More public input is needed for the expansive pool plan.
As one participant suggested at Tuesday’s pool workshop, there should be more 10-year old kids in the room. Lap swimmers and the swim teams are well served by the new design, getting a great new lap pool with 12 lanes, replacing the six they have now. On paper it looks like kids are too — the current little pool (1240 square feet) is 26% of the total pool area (4700 sq ft) whereas the new little pool is 3750 sq ft, 36% of the total (10,400). But that comparison does not account for the current big pool which accommodates both aquatics and play. Probably 1000 sq ft of the current big pool is at shallow depth and permits kids to play without treading water – the pool worked for Marco Polo and water polo. Now the new big pool is set to a fixed 8-ft depth for water polo – no more Marco Polo in the big pool. Nor senior programs either. And when you consider that the new little pool will be for toddlers, swim lessons, and senior programs, the availability for kid free water play is probably diminished.

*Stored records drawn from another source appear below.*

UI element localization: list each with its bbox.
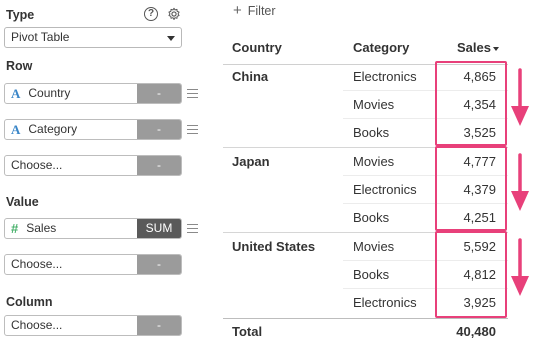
value-field-sales[interactable]: # Sales SUM	[4, 218, 182, 239]
arrow-down-icon	[511, 68, 529, 126]
row-section-title: Row	[6, 59, 33, 73]
category-cell: Books	[353, 210, 390, 225]
row-field-choose-label[interactable]: Choose...	[5, 156, 137, 175]
chevron-down-icon	[167, 36, 175, 41]
total-value: 40,480	[456, 324, 496, 339]
value-field-name[interactable]: # Sales	[5, 219, 137, 238]
type-row-icons: ?	[144, 7, 181, 21]
plus-icon: +	[233, 2, 242, 19]
value-field-choose-label[interactable]: Choose...	[5, 255, 137, 274]
value-field-label: Sales	[26, 221, 57, 235]
row-field-category[interactable]: A Category -	[4, 119, 182, 140]
highlight-box	[435, 231, 507, 318]
arrow-down-icon	[511, 153, 529, 211]
chart-type-select[interactable]: Pivot Table	[4, 27, 182, 48]
config-panel: Type ? Pivot Table Row A Country - A Categ…	[0, 0, 204, 349]
aggregation-button[interactable]: -	[137, 316, 181, 335]
help-icon[interactable]: ?	[144, 7, 158, 21]
aggregation-button[interactable]: -	[137, 156, 181, 175]
column-header-country[interactable]: Country	[232, 40, 282, 55]
row-field-country[interactable]: A Country -	[4, 83, 182, 104]
aggregation-button[interactable]: -	[137, 84, 181, 103]
highlight-box	[435, 146, 507, 231]
category-cell: Books	[353, 267, 390, 282]
filter-label: Filter	[247, 4, 276, 18]
column-field-choose-label[interactable]: Choose...	[5, 316, 137, 335]
arrow-down-icon	[511, 238, 529, 296]
column-field-choose[interactable]: Choose... -	[4, 315, 182, 336]
number-type-icon: #	[11, 221, 19, 236]
drag-handle-icon[interactable]	[187, 125, 198, 134]
column-section-title: Column	[6, 295, 53, 309]
highlight-box	[435, 61, 507, 146]
chart-type-value: Pivot Table	[11, 30, 70, 44]
category-cell: Movies	[353, 97, 395, 112]
add-filter-button[interactable]: + Filter	[233, 2, 276, 19]
column-header-category[interactable]: Category	[353, 40, 409, 55]
country-cell: United States	[232, 239, 316, 254]
drag-handle-icon[interactable]	[187, 224, 198, 233]
category-cell: Movies	[353, 239, 395, 254]
category-cell: Electronics	[353, 69, 417, 84]
sort-desc-icon	[492, 46, 499, 51]
row-field-choose[interactable]: Choose... -	[4, 155, 182, 176]
gear-icon[interactable]	[167, 7, 181, 21]
country-cell: China	[232, 69, 269, 84]
category-cell: Electronics	[353, 295, 417, 310]
row-field-label: Category	[28, 122, 78, 136]
type-section-title: Type	[6, 8, 35, 22]
string-type-icon: A	[11, 122, 21, 137]
row-field-name[interactable]: A Category	[5, 120, 137, 139]
aggregation-button[interactable]: -	[137, 255, 181, 274]
column-header-sales[interactable]: Sales	[457, 40, 499, 55]
sales-header-label: Sales	[457, 40, 491, 55]
string-type-icon: A	[11, 86, 21, 101]
total-divider	[223, 318, 508, 319]
category-cell: Movies	[353, 154, 395, 169]
total-label: Total	[232, 324, 263, 339]
category-cell: Books	[353, 125, 390, 140]
aggregation-button[interactable]: -	[137, 120, 181, 139]
value-section-title: Value	[6, 195, 39, 209]
drag-handle-icon[interactable]	[187, 89, 198, 98]
category-cell: Electronics	[353, 182, 417, 197]
row-field-label: Country	[28, 86, 71, 100]
row-field-name[interactable]: A Country	[5, 84, 137, 103]
country-cell: Japan	[232, 154, 270, 169]
aggregation-sum-button[interactable]: SUM	[137, 219, 181, 238]
value-field-choose[interactable]: Choose... -	[4, 254, 182, 275]
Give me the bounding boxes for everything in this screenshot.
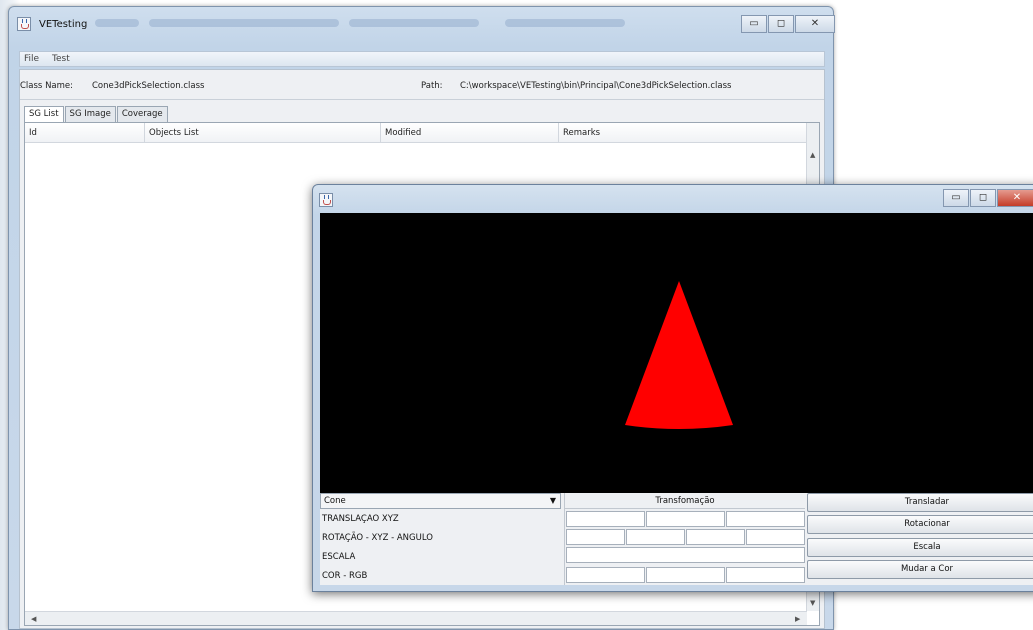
color-b-field[interactable] xyxy=(726,567,805,583)
scale-button[interactable]: Escala xyxy=(807,538,1033,557)
class-name-label: Class Name: xyxy=(20,81,74,91)
tab-coverage[interactable]: Coverage xyxy=(116,106,168,122)
horizontal-scrollbar[interactable]: ◀ ▶ xyxy=(25,611,807,625)
java3d-canvas[interactable] xyxy=(320,213,1033,493)
shape-select-value: Cone xyxy=(324,496,346,506)
tab-strip: SG List SG Image Coverage xyxy=(24,106,169,123)
main-title-bar[interactable]: VETesting ▭ ◻ ✕ xyxy=(9,7,835,43)
close-icon[interactable]: ✕ xyxy=(997,189,1033,207)
tab-sg-image[interactable]: SG Image xyxy=(64,106,116,122)
scroll-right-arrow-icon[interactable]: ▶ xyxy=(795,615,800,623)
rotation-y-field[interactable] xyxy=(626,529,685,545)
menu-test[interactable]: Test xyxy=(52,54,70,64)
rotate-button[interactable]: Rotacionar xyxy=(807,515,1033,534)
transform-header: Transfomação xyxy=(565,493,805,509)
color-g-field[interactable] xyxy=(646,567,725,583)
java-app-icon xyxy=(319,193,333,207)
change-color-button[interactable]: Mudar a Cor xyxy=(807,560,1033,579)
translation-label: TRANSLAÇAO XYZ xyxy=(322,514,399,524)
blurred-background-text xyxy=(149,19,339,27)
scale-label: ESCALA xyxy=(322,552,356,562)
shape-select[interactable]: Cone ▼ xyxy=(320,493,561,509)
minimize-icon[interactable]: ▭ xyxy=(741,15,767,33)
class-info-row: Class Name: Cone3dPickSelection.class Pa… xyxy=(20,72,824,100)
menu-file[interactable]: File xyxy=(24,54,39,64)
red-cone-shape[interactable] xyxy=(625,281,733,429)
blurred-background-text xyxy=(95,19,139,27)
translate-button[interactable]: Transladar xyxy=(807,493,1033,512)
blurred-background-text xyxy=(349,19,479,27)
cone-3d-window: ▭ ◻ ✕ Cone ▼ TRANSLAÇAO XYZ ROTAÇÃO - XY… xyxy=(312,184,1033,592)
column-header-id[interactable]: Id xyxy=(25,123,145,143)
java-app-icon xyxy=(17,17,31,31)
menu-bar: File Test xyxy=(19,51,825,67)
tab-sg-list[interactable]: SG List xyxy=(24,106,64,123)
rotation-label: ROTAÇÃO - XYZ - ANGULO xyxy=(322,533,433,543)
color-label: COR - RGB xyxy=(322,571,368,581)
translation-y-field[interactable] xyxy=(646,511,725,527)
path-label: Path: xyxy=(421,81,443,91)
path-value: C:\workspace\VETesting\bin\Principal\Con… xyxy=(460,81,732,91)
transform-controls-panel: Cone ▼ TRANSLAÇAO XYZ ROTAÇÃO - XYZ - AN… xyxy=(320,493,1033,585)
scroll-down-arrow-icon[interactable]: ▼ xyxy=(810,599,815,607)
scroll-left-arrow-icon[interactable]: ◀ xyxy=(31,615,36,623)
maximize-icon[interactable]: ◻ xyxy=(768,15,794,33)
class-name-value: Cone3dPickSelection.class xyxy=(92,81,205,91)
blurred-background-text xyxy=(505,19,625,27)
rotation-angle-field[interactable] xyxy=(746,529,805,545)
scale-field[interactable] xyxy=(566,547,805,563)
translation-z-field[interactable] xyxy=(726,511,805,527)
close-icon[interactable]: ✕ xyxy=(795,15,835,33)
color-r-field[interactable] xyxy=(566,567,645,583)
maximize-icon[interactable]: ◻ xyxy=(970,189,996,207)
minimize-icon[interactable]: ▭ xyxy=(943,189,969,207)
window-controls: ▭ ◻ ✕ xyxy=(741,15,835,33)
chevron-down-icon[interactable]: ▼ xyxy=(550,494,556,508)
rotation-z-field[interactable] xyxy=(686,529,745,545)
column-header-remarks[interactable]: Remarks xyxy=(559,123,807,143)
rotation-x-field[interactable] xyxy=(566,529,625,545)
window-controls: ▭ ◻ ✕ xyxy=(943,189,1033,207)
column-header-objects-list[interactable]: Objects List xyxy=(145,123,381,143)
table-header: Id Objects List Modified Remarks xyxy=(25,123,807,143)
translation-x-field[interactable] xyxy=(566,511,645,527)
scroll-up-arrow-icon[interactable]: ▲ xyxy=(810,151,815,159)
column-header-modified[interactable]: Modified xyxy=(381,123,559,143)
cone-render xyxy=(625,281,733,429)
window-title: VETesting xyxy=(39,19,88,30)
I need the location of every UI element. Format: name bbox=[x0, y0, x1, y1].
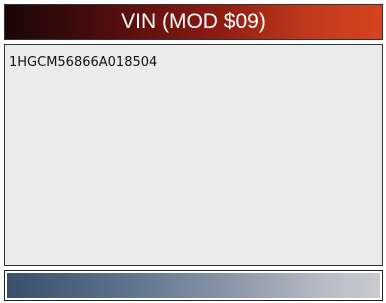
status-bar-fill bbox=[7, 273, 380, 298]
vin-value: 1HGCM56866A018504 bbox=[9, 55, 158, 70]
page-title: VIN (MOD $09) bbox=[121, 10, 266, 33]
scan-tool-screen: VIN (MOD $09) 1HGCM56866A018504 bbox=[0, 0, 386, 303]
vin-display-panel: 1HGCM56866A018504 bbox=[4, 44, 383, 266]
status-bar bbox=[4, 270, 383, 301]
title-bar: VIN (MOD $09) bbox=[4, 4, 383, 40]
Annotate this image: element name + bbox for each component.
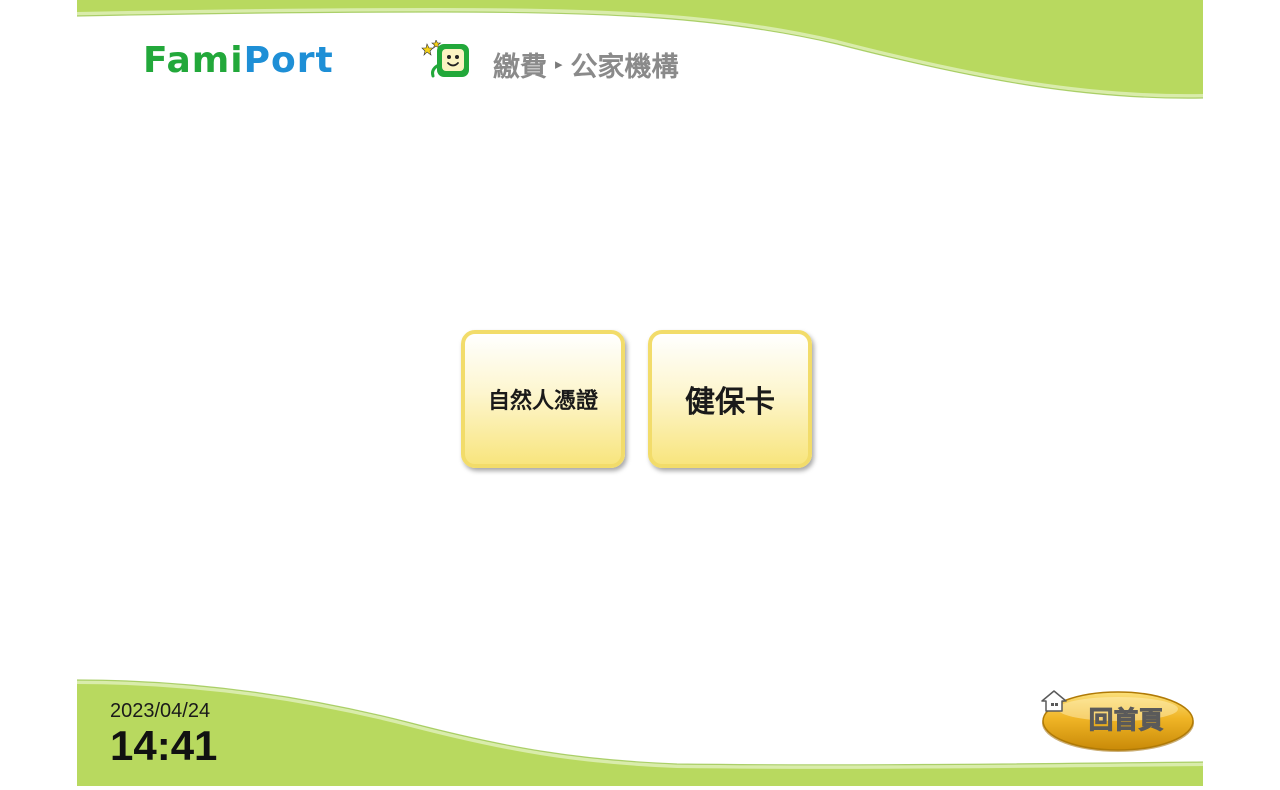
famiport-screen: FamiPort 繳費 ▸ 公家機構 自然人憑證 健保卡 2023/04/24 … [77, 0, 1203, 786]
health-insurance-card-button[interactable]: 健保卡 [648, 330, 812, 468]
current-time: 14:41 [110, 722, 218, 769]
home-button[interactable]: 回首頁 [1041, 689, 1195, 753]
home-button-label: 回首頁 [1088, 705, 1164, 734]
breadcrumb-section: 繳費 [493, 51, 547, 83]
breadcrumb-arrow-icon: ▸ [555, 55, 563, 73]
house-icon [1041, 690, 1067, 712]
famiport-wordmark: FamiPort [143, 40, 334, 81]
current-date: 2023/04/24 [110, 700, 211, 722]
bottom-wave-decoration [77, 679, 1203, 786]
breadcrumb: 繳費 ▸ 公家機構 [493, 44, 679, 84]
breadcrumb-page: 公家機構 [570, 51, 679, 83]
date-time-display: 2023/04/24 14:41 [110, 699, 217, 769]
mascot-icon [421, 40, 469, 78]
natural-person-certificate-button[interactable]: 自然人憑證 [461, 330, 625, 468]
famiport-logo: FamiPort [143, 38, 473, 84]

And speaking of water polo, can they get by with a 25 x 25 yard pool? Coach Savage said they would play that way at one of the workshops. That pool size would save a lot on energy costs and carbon emissions, a real problem for this design. At Tuesday’s workshop, Coach Savage had concerns about lighting which raises the question — with the new pool, are the swim teams going to once again be resigned to practicing at night? That’s not good for students who should be practicing after school lets out. That’s not a design issue but an access issue that will hopefully be rectified by the Recreation Department.
And speaking of the Recreation Department, just what do they plan to program in this building? Renderings at the workshops show a café, cardio room, weight-lifting center and dance studio in the building. Resident Dick Carter raised concerns that this was getting beyond the scope of the UU bond measure but PAC Chairman Roland felt these uses were within the bond measure language. That’s debatable and when you look at these programs, none of which require access to water, this facility starts to look more like a recreation center than an aquatic center. It looks like the pool facility is morphing into the Recreational Activity Center (RAC), a proposal that was floated 25 years ago to expand recreation services. That expansive project was rejected for the impacts it would have on the center of town.
And speaking of impacts to the center of town, the City is seriously considering filing for a categorical exemption to avoid an environmental impact report for this project. The doubling of the aquatic facility and expansion of programming at the facility will obviously increase the amount and hours of traffic to the Civic Center and school zone. That impact alone should warrant an EIR and it would be terrible planning not to do so.